The benefit of an effective security culture can include the following:
- Employees are more likely to report suspicions/behaviors/activities that concern them
- Employees that are more engaged
- Employees take responsibility for security issues
- Employees within an effective security culture tend to act in more security conscious ways
- Risks faces by an organization can be reduced
- Increased employee satisfaction and commitment to the organization
- Improved reporting mechanisms
- Improved organizational performance
- Protective security measures increase
Improved Communications and Processes
An effective security awareness program, as part of an overall security culture, requires ongoing management of the program and continued communications up and down the corporate ladder. An organization’s security program will be enhanced if the culture is managed ongoing and provided that your communication system has a robust system in place that allows for, and encourages, feedback to management and staff.
A well defined and managed security culture program can result in improved communication, employee satisfaction, morale, and team work. It can also result in your employees feeling empowered, and should inspire them to be committed to the organization.
Communications is a key element in a security awareness program and therefore your security culture.
Challenges to Security Culture Change
The challenge in developing and instituting a security culture is insuring that staff is aware of the risks, as well as the likelihood of those risks becoming reality, and to insure that staff always responds in a reasonable and confident fashion to any threat or security incident.
Another challenge is changing deep rooted beliefs within an organization to a philosophy that is more security conscious and aware. Often times the biggest challenge will be to change the perceptions, and therefore the attitudes, of long-term employees or management.
Conclusion
By adopting a security culture, we can reduce or neutralize security risks against our organization.

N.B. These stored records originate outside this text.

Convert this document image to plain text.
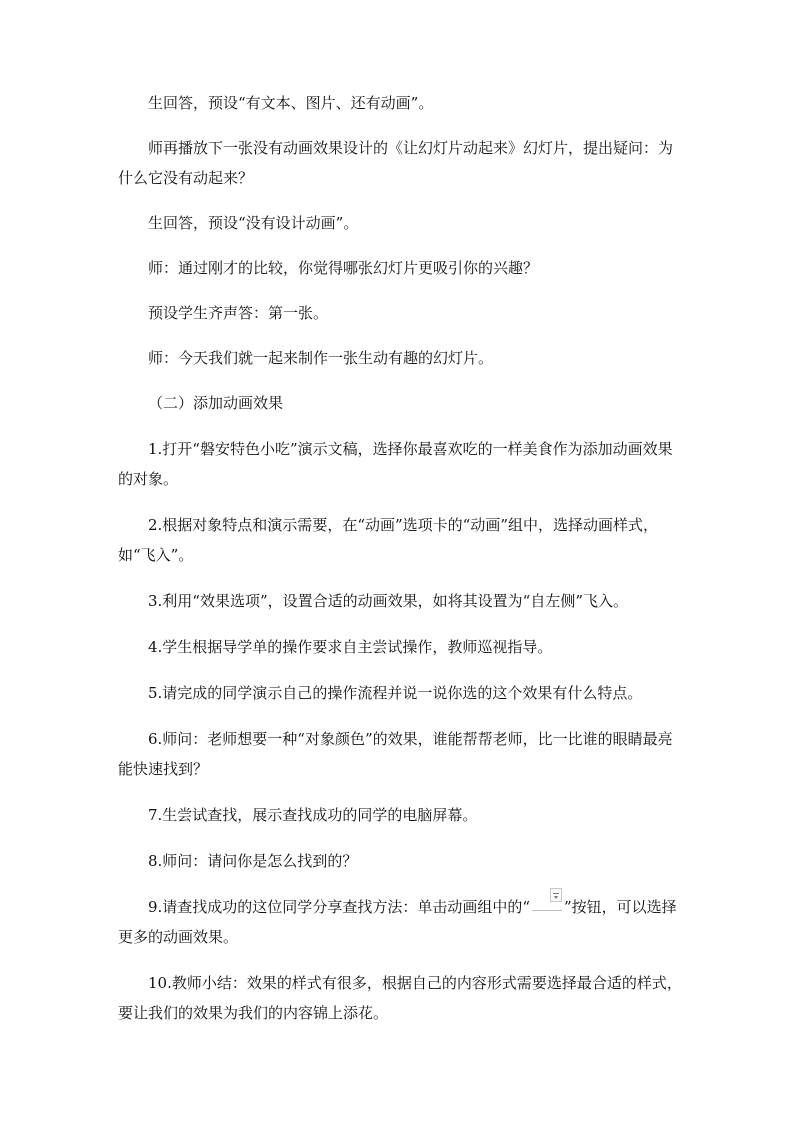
生回答，预设“有文本、图片、还有动画”。

师再播放下一张没有动画效果设计的《让幻灯片动起来》幻灯片，提出疑问：为什么它没有动起来？

生回答，预设“没有设计动画”。

师：通过刚才的比较，你觉得哪张幻灯片更吸引你的兴趣？

预设学生齐声答：第一张。

师：今天我们就一起来制作一张生动有趣的幻灯片。

（二）添加动画效果

1.打开“磐安特色小吃”演示文稿，选择你最喜欢吃的一样美食作为添加动画效果的对象。

2.根据对象特点和演示需要，在“动画”选项卡的“动画”组中，选择动画样式，如“飞入”。

3.利用“效果选项”，设置合适的动画效果，如将其设置为“自左侧”飞入。

4.学生根据导学单的操作要求自主尝试操作，教师巡视指导。

5.请完成的同学演示自己的操作流程并说一说你选的这个效果有什么特点。

6.师问：老师想要一种“对象颜色”的效果，谁能帮帮老师，比一比谁的眼睛最亮能快速找到？

7.生尝试查找，展示查找成功的同学的电脑屏幕。

8.师问：请问你是怎么找到的？

9.请查找成功的这位同学分享查找方法：单击动画组中的“ ”按钮，可以选择更多的动画效果。

10.教师小结：效果的样式有很多，根据自己的内容形式需要选择最合适的样式，要让我们的效果为我们的内容锦上添花。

An effective security program is one that encourages staff to be well-trained as well as competent in all aspects of their role within the security culture and program.
Management must buy into the culture change 100% and lead by example, or the changes may never take root. For example, if a member of management circumvents any part of the new security culture or awareness program, staff will notice it and may follow suit.
The development of security policies, protocols, and training are not the only things an organization must do to create their security culture. Since our world is constantly changing, as is the types and numbers of threats against us as individuals as well as organizations, we must insure that our security programs adjust as needed based on current risks and threats.
The vast majority of security lapses and actual incidents are often a direct result of the human error factor. Implementing a well thought out security awareness program as part of your security culture must include training for all staff, including management, regardless of their level within the organization.